7 min read

Reliability Theory

This reference explains the mathematics behind power system reliability assessment — quantifying the risk of not meeting electricity demand.


What is Reliability?

Power system reliability has two aspects:

  1. Adequacy: Are there enough resources (generation, transmission) to meet demand?
  2. Security: Can the system withstand disturbances without cascading failures?

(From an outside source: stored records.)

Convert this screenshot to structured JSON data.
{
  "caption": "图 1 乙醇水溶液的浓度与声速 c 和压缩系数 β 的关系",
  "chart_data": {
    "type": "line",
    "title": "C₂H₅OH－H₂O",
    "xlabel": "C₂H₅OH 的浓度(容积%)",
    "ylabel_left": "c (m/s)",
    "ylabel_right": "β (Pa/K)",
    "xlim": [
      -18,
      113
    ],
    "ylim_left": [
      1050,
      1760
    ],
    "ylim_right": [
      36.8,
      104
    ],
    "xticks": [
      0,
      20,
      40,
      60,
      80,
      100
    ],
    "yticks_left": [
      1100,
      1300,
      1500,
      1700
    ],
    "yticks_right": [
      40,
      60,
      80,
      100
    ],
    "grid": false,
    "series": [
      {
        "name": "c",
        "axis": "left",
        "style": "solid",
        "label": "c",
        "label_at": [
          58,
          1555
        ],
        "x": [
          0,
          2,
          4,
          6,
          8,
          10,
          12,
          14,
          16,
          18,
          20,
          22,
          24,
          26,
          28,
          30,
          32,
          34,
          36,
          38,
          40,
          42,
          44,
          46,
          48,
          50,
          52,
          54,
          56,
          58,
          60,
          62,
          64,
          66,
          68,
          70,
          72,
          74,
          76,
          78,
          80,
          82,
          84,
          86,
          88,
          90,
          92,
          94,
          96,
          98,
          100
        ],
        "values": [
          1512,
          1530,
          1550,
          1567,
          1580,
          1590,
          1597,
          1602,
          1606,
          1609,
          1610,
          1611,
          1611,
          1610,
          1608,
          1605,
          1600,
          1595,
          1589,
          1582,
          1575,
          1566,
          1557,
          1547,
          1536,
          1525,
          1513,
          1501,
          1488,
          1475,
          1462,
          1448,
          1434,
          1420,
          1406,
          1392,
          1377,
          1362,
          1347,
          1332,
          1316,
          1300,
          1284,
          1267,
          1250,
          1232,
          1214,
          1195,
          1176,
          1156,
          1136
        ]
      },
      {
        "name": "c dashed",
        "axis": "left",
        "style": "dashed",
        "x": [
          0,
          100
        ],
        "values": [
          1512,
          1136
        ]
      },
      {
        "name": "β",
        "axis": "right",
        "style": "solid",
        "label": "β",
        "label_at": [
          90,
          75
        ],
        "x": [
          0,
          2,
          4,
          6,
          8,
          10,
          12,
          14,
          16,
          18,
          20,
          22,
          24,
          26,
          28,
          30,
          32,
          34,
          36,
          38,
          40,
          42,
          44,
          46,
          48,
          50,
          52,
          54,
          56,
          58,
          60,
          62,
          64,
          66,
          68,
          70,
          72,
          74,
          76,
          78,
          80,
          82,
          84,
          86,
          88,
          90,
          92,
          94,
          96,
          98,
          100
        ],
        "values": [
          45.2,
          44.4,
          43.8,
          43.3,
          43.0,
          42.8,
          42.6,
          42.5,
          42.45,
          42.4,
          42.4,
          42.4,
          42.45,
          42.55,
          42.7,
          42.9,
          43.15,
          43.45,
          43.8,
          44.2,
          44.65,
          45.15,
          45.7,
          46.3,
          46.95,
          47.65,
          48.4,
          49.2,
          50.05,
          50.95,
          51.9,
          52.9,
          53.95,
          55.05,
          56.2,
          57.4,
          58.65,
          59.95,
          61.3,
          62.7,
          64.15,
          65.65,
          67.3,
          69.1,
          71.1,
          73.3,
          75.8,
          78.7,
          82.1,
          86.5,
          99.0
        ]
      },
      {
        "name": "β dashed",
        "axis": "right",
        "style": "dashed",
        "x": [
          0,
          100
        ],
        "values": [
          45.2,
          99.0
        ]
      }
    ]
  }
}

This reference focuses on adequacy assessment — the probability-based analysis of supply sufficiency.


Fundamental Concepts

Loss of Load

Loss of Load (LOL) occurs when available generation cannot meet demand:

LOL event: Available Capacity < Demand

This can happen due to:

  • Generator outages (forced or planned)
  • Transmission constraints
  • Demand exceeding forecasts
  • Renewable shortfalls

Capacity States

Each generator has two states:

  • Available: Operating or ready to operate
  • Unavailable: Failed or under maintenance

For a system with n generators, there are 2ⁿ possible capacity states.

Forced Outage Rate (FOR)

The probability a unit is unavailable due to unplanned failure:

FOR = (Forced Outage Hours) / (Service Hours + Forced Outage Hours)

Typical values:

  • Coal/gas units: 2-10%
  • Nuclear: 3-8%
  • Hydro: 1-3%
  • Wind/solar: Captured via capacity factor, not FOR

Reliability Indices

LOLE — Loss of Load Expectation

The expected number of hours (or days) per year when load exceeds available capacity:

$$\text{LOLE} = \sum_i p_i \cdot t_i$$

where:

  • $p_i$ = probability of capacity state i
  • $t_i$ = duration of load loss in state i (hours)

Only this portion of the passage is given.